Israel bulldozer Masafer Yatta

Israeli soldiers watch as a bulldozer destroys Palestinian homes in Masafer Yatta in the occupied West Bank on August 14, 2017. Israel's high court has approved the destruction of eight Palestinian hamlets in Masafer Yatta, a move that will displace at least 1,000 people. (Photo: Mamoun Wazwaz/Andalou Agency via Getty Images)

After Court OKs 'Ethnic Cleansing' in West Bank, Israel Advances 4,000 Settler Homes

"Every Israeli settlement in the occupied Palestinian territories is a war crime. With every new announcement, Israel further consolidates its racially segregated apartheid regime."

Less than two days after Israel's highest court upheld orders for what anti-apartheid campaigners called the "ethnic cleansing" of eight Palestinian hamlets in the West Bank, Israeli authorities on Friday announced the advancement of nearly 4,000 new Jewish-only settlement homes in the illegally occupied territory.

"It is an indicator that Israel is violating international law with impunity and without accountability, and it shows that the international community is using double standards."

Far-right Israeli Interior Minister Ayelet Shaked--who has advocated the genocidal extermination of Palestinians--tweeted that planning authorities would meet next week "in preparation for the construction of about 4,000 housing units" in 20 Jewish settler colonies.

Haaretzreports Israel's Civil Administration said 2,536 homes are expected to be approved by Defense Minister Benny Gantz in a meeting scheduled for next Thursday, while plans for 1,452 additional housing units are expected to be advanced.

Issa Amro, the Palestinian founder of the group Youth Against Settlements, told Al Jazeera that the expansion will bring "more Israeli settler violence towards Palestinians in the West Bank" and more "restrictions and apartheid policies" targeting his people.

"It is an indicator that Israel is violating international law with impunity and without accountability," he added, "and it shows that the international community is using double standards with Israel."

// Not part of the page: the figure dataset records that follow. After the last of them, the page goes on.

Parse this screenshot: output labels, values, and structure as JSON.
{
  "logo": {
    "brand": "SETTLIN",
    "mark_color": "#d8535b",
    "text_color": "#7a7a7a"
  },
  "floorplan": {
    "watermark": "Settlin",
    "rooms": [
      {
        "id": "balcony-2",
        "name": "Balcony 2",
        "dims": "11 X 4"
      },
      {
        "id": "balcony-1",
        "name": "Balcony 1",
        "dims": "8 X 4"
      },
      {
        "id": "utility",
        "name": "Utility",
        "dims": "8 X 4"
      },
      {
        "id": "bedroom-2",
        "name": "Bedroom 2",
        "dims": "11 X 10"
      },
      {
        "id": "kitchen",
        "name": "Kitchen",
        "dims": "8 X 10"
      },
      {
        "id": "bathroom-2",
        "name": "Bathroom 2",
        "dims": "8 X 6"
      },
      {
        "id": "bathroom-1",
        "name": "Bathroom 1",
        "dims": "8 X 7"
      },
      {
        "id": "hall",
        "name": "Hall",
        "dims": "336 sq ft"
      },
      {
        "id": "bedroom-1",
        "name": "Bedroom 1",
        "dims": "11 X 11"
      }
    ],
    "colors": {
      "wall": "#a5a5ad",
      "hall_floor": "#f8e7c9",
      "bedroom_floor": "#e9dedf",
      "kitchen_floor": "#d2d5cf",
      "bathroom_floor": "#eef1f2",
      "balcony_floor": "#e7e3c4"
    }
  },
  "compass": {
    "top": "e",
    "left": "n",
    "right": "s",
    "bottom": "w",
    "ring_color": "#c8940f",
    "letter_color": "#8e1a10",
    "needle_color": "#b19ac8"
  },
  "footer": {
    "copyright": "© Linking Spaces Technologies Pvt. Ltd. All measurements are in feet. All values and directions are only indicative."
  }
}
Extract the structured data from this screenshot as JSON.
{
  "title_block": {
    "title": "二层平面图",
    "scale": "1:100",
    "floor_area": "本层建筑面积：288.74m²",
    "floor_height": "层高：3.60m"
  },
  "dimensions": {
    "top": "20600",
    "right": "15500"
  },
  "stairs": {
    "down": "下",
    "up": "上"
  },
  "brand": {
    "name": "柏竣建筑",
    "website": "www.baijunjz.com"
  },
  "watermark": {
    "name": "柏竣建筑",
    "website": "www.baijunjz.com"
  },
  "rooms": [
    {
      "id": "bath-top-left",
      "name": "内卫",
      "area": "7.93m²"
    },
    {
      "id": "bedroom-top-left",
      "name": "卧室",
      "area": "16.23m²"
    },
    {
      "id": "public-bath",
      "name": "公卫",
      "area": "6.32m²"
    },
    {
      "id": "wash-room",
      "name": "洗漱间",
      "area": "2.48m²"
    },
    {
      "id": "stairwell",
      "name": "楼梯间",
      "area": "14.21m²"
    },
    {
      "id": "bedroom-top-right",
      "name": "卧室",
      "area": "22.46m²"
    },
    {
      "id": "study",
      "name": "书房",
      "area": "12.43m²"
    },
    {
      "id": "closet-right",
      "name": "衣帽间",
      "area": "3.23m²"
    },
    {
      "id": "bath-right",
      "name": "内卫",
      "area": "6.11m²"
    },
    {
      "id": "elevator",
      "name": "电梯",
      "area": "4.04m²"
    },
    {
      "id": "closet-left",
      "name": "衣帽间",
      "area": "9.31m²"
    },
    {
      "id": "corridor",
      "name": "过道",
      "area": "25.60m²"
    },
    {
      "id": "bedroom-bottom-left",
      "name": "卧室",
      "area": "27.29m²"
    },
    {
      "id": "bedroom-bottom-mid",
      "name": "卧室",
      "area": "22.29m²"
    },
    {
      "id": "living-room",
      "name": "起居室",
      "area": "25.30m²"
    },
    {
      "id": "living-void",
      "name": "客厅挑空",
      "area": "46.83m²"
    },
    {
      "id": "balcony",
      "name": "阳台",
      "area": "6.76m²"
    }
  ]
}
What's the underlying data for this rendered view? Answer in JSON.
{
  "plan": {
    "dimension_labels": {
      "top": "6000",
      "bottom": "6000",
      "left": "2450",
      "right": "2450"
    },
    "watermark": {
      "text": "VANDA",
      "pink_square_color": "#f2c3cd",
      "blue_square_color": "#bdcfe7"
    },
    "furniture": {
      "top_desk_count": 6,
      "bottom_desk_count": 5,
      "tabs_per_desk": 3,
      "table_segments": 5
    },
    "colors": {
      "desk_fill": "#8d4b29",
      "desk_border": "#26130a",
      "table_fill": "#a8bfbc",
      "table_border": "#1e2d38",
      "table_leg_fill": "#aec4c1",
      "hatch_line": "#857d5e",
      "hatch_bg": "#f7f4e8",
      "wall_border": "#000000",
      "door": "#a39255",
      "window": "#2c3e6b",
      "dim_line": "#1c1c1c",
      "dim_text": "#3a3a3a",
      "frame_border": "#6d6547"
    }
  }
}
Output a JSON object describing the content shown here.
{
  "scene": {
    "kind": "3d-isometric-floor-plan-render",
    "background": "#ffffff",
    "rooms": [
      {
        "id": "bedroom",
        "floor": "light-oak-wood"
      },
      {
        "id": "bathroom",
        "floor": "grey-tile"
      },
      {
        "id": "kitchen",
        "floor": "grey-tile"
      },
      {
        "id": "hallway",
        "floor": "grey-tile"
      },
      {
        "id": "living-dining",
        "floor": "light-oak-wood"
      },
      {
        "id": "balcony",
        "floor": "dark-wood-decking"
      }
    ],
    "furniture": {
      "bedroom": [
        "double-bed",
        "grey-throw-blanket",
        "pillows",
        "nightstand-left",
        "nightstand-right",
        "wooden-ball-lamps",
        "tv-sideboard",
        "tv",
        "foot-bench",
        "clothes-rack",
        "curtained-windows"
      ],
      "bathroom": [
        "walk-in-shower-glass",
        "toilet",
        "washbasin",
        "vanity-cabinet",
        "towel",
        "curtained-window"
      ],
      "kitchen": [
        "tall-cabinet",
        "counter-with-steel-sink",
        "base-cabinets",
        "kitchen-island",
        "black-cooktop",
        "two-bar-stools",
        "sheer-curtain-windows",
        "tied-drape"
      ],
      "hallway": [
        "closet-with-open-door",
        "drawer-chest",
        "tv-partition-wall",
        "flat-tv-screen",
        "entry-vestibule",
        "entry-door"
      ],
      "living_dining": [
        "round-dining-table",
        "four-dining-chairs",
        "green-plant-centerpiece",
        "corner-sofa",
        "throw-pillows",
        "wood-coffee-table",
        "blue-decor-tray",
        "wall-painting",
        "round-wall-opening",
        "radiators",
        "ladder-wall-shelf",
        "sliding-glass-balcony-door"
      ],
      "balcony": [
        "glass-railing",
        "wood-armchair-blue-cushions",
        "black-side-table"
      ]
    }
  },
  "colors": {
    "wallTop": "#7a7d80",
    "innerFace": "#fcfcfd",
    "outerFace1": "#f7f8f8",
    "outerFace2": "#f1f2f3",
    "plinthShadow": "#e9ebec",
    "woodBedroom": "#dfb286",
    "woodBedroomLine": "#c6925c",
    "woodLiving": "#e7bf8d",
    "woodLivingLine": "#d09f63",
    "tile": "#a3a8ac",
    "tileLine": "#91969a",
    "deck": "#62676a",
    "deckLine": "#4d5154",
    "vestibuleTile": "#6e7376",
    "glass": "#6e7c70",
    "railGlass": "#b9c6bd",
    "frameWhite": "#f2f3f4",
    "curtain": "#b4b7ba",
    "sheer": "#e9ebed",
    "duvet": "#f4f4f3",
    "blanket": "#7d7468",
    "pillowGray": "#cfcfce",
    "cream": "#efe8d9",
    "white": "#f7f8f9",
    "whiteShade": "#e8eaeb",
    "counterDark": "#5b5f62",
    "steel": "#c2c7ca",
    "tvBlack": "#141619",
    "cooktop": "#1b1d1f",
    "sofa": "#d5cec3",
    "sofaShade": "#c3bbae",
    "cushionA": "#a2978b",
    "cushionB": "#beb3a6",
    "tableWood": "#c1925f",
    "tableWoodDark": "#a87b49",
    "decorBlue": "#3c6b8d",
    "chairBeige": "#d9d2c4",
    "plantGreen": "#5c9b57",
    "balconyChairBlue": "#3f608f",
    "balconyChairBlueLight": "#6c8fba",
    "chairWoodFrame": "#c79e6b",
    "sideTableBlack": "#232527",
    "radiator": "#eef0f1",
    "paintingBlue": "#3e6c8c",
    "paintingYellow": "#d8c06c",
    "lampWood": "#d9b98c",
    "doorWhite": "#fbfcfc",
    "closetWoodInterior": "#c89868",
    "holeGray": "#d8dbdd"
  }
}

Josh Ruebner, national advocacy director of the U.S. Campaign to End the Israeli Occupation and founder of Jews for Peace in Palestine and Israel, tweeted, "Just in time for #Nakba74, Israel will greenlight 2,536 new illegal settlement units on occupied Palestinian land on Thursday."

Ruebner was referring to the upcoming 74th anniversary of the Nakba, or "catastrophe," when more than 700,000 Palestinians were ethnically cleansed from their homeland by Jews establishing the modern state of Israel.

"What more accurate way," he added, "to show the ongoing nature of Zionism's project to dispossess the Palestinian people of their land?"

Shaked hailed the unlawful expansion of the settlements--which, like the occupation, are illegal under international law--as "basic, welcomed, and obvious," according toThe Jerusalem Post.

However, Mossi Raz, a lawmaker with the leftist party Meretz--a member of right-wing Prime Minister Naftali Bennett's fragile governing coalition--said the plan is "immoral and harms the future of Israeli citizens," The Times of Israelreports.

If approved, the Israeli plan would be the most significant settlement expansion during U.S. President Joe Biden's tenure. Like previous American administrations--with the notable exception of that of former President Donald Trump--Biden's claims to oppose settlement expansion, a policy that imperils the so-called "two-state solution" to Israel's colonization and occupation of Palestine.

However, U.S. military aid, currently $3.8 billion annually under a deal authorized in 2016 by then-President Barack Obama, continues to flow unconditionally to Israel regardless of its flagrant violations of international law.

The announcement of thousands of new settler homes a month before the American president is scheduled to travel to Israel is likely to anger the U.S. administration. It is also reminiscent of when the government of former Israeli Prime Minister Benjamin Netanyahu approved 1,600 new Jews-only housing units in East Jerusalem during a 2010 visit by then-Vice President Biden.

Biden at the time condemned the move as "precisely the kind of step that undermines the trust we need right now."

Last October, Israel approved 3,000 new West Bank settler homes despite the Biden administration's professed strong opposition.

The latest plans for Israeli settlement expansion follow a Wednesday verdict by Israel's High Court of Justice upholding an order to expel as many as over 2,000 Palestinians from eight hamlets in the Masafer Yatta region of the southern West Bank to make way for an Israeli military firing and training zone.

Masafer Yatta residents have long endured attacks by both Israeli military forces and militant Israeli settlers. Last September, a mob of as many as 100 masked settlers invaded the village of Khirbat al-Mufkara, wounding 12 Palestinians including a three-year-old.

International human rights organizations condemned the court's ruling--which violates the Fourth Geneva Convention--with the Israeli group B'Tselem asserting that the justices "once again fulfilled their role in Israel's regime of Jewish supremacy and paved the way for the crime of forcible transfer to be committed."

Reacting to the verdict, MSNBC host Mehdi Hasan tweeted: "This is horrific, this is illegal, and this being funded by us, by U.S. taxpayers. Don't look away."